Впрочем, «крестников» у него быстро набралось больше десятка, и они-то и оказались первыми жильцами детприемника, а после — костяком детдома, «старожилами», как их в шутку и всерьез называл Валериан Иванович.
Как-то так уж получилось, что Репнин вынужден был отдавать Толе Мазову времени и внимания больше, чем другим ребятам, хотя он ничем не хотел выделять его.
Началось все с того, что Толя, катаясь на лыжах, сиганул с дровяника, точно с трамплина, и поломал ногу. Больное дите что в семье, что в детдоме балуют и ублажают. Парнишка изнежился малость, начал увиливать от уроков и, если бы не Зина Кондакова, остался бы на второй год.
Зина была мастерица на все руки. Зашивала дыры на рубахах и штанах ребятишек, гладила к празднику суконные брюки, погладит и не спалит, даже стрелку сделает. И как-то так уж получалось, что, играя в прятки или в мегки, она нет-нет да и оказывалась в паре с Толей.
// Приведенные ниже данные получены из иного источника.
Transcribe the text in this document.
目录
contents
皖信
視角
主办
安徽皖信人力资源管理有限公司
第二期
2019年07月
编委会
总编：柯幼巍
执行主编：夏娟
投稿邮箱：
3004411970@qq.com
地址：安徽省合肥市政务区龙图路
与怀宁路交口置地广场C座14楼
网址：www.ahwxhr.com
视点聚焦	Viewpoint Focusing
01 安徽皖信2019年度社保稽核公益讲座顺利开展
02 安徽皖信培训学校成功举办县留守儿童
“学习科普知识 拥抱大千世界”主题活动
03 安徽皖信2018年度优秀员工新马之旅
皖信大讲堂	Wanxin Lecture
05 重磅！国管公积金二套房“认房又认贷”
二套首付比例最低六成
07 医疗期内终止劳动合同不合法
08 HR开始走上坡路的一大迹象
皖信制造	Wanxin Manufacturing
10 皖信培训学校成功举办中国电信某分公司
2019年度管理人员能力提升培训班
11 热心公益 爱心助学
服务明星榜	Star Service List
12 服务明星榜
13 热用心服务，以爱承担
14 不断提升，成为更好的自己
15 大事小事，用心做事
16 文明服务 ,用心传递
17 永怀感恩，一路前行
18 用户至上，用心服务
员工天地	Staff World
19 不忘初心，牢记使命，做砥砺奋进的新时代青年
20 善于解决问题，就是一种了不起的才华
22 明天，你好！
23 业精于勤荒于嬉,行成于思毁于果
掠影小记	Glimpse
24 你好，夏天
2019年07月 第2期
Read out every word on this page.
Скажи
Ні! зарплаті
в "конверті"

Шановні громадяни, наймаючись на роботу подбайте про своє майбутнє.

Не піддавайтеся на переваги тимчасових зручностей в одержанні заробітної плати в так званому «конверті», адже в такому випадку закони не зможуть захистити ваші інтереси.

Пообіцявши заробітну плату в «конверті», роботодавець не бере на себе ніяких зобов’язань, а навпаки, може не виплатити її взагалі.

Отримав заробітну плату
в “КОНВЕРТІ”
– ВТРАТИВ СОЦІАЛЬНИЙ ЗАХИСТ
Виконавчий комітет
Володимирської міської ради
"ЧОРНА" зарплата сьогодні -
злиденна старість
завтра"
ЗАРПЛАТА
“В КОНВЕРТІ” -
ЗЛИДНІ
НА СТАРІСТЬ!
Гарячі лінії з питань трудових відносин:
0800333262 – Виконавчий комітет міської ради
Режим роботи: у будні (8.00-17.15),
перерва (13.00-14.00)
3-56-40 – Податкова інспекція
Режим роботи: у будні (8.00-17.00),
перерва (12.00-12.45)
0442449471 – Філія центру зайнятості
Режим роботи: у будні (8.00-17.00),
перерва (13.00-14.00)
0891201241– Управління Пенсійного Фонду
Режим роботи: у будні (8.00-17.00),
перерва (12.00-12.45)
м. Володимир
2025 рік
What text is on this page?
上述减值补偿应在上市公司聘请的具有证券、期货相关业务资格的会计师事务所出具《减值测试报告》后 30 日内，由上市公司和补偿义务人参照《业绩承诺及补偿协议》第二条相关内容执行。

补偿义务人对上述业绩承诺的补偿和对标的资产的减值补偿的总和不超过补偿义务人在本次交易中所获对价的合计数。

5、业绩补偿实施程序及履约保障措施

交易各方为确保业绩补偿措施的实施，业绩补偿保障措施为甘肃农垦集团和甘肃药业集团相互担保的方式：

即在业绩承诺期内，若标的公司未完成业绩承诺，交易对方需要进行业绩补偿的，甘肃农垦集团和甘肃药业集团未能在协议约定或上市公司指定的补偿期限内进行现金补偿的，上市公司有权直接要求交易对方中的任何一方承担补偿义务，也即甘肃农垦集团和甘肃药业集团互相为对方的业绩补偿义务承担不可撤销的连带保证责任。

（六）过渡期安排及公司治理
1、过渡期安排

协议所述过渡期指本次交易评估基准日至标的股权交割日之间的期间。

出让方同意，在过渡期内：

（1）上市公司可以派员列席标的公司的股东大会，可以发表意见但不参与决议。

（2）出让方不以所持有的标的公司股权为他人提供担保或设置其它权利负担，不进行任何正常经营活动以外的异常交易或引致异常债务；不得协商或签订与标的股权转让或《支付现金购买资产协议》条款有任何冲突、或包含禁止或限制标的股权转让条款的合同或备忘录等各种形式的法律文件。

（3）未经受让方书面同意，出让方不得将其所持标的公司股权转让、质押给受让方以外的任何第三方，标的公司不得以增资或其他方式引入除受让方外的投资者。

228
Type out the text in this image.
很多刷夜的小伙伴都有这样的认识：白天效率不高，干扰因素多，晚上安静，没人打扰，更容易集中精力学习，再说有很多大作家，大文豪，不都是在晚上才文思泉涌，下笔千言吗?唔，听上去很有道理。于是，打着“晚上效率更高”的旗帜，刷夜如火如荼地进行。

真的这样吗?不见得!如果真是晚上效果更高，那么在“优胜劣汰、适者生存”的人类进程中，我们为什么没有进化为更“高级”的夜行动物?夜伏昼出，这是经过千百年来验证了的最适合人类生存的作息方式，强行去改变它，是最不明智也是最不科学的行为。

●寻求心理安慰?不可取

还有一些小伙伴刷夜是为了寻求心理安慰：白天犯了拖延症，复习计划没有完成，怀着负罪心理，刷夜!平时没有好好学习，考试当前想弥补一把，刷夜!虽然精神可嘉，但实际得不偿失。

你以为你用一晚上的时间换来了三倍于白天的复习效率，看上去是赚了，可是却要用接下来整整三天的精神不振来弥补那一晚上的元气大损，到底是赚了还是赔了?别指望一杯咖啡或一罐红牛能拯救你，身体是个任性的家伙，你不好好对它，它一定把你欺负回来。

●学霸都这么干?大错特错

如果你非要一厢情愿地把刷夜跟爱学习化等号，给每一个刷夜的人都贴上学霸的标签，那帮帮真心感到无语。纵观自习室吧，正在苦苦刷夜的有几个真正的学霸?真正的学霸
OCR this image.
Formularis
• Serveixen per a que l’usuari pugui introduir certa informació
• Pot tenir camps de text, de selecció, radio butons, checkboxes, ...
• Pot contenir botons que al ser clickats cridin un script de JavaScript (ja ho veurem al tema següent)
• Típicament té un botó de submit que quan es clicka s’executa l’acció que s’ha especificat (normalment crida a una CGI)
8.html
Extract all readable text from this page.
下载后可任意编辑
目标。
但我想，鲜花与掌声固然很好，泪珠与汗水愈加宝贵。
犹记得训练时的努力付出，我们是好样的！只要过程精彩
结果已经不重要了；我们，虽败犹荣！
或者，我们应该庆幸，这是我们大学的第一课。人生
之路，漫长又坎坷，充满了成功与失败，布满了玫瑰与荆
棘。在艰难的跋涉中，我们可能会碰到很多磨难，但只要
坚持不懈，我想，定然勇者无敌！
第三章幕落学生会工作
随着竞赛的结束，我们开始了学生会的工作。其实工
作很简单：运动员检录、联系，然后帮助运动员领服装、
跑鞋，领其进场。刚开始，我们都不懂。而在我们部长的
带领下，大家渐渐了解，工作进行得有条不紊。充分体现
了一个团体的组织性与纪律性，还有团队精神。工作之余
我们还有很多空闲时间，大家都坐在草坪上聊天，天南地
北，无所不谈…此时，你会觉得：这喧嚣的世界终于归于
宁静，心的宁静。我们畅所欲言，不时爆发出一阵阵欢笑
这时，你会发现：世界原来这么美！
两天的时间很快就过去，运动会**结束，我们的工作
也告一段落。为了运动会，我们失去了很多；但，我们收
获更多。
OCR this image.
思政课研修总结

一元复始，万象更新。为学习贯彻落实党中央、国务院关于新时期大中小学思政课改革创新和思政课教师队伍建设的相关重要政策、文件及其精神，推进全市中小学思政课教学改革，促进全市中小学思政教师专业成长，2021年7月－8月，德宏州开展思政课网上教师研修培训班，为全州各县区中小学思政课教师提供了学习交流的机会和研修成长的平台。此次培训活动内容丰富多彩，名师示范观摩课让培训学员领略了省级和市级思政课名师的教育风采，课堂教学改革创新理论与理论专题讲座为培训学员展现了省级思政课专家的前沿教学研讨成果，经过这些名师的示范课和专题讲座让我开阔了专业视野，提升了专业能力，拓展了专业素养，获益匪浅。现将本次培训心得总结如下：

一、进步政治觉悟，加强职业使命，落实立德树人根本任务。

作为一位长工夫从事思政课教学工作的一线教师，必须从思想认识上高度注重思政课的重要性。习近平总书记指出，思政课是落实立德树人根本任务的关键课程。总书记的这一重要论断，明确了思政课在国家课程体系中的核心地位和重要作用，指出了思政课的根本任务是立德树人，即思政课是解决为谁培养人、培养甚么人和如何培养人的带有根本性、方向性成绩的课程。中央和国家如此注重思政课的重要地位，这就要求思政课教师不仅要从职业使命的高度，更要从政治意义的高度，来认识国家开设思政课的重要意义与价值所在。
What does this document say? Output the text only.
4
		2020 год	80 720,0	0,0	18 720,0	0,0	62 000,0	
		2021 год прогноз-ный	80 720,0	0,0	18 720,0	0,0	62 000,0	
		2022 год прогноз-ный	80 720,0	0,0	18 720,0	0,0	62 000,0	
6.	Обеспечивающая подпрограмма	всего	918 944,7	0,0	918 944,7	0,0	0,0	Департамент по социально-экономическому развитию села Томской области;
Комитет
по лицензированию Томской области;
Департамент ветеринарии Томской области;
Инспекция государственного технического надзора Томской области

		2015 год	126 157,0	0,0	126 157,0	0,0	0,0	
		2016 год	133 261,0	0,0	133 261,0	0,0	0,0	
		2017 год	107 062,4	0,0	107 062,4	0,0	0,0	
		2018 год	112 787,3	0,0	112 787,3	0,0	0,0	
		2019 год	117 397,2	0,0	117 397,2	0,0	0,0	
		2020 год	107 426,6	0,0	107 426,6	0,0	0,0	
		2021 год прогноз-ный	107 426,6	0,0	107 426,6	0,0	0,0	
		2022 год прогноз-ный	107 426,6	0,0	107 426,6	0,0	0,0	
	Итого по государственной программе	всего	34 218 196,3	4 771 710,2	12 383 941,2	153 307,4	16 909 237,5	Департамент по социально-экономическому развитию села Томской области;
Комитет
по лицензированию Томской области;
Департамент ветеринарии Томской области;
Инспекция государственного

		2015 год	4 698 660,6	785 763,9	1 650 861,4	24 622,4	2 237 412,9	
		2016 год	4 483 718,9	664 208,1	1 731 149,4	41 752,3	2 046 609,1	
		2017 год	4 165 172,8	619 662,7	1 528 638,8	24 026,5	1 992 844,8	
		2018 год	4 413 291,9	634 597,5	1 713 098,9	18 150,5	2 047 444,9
И если надо было что-нибудь заштопать, или платочек пометить, или брюки погладить — Зина делала это для Толи с особым усердием.
Однажды, играя в прятки, Толя с Зиной забежали в полутемную раздевалку, спрятались за вешалкой и замолкли. Толя помялся, помялся и начал прокашливаться.
— Давай будем дружить, — сказал он совсем осипшим голосом.
Зина шепотом же ответила:
— Давай.
Вот и все, что они сказали друг другу. Но как это повернуло их жизнь! Если раньше Зинка, дежуря на кухне, не разбиралась, когда подать Толе тарелку — первому или последнему, как скорее и ловчее, так и подавала, — то теперь ставила Толе тарелку непременно последнему, чтобы не «заметили». Играть в прятки они с ней перестали, оставаться наедине избегали, из школы идти вместе не смели.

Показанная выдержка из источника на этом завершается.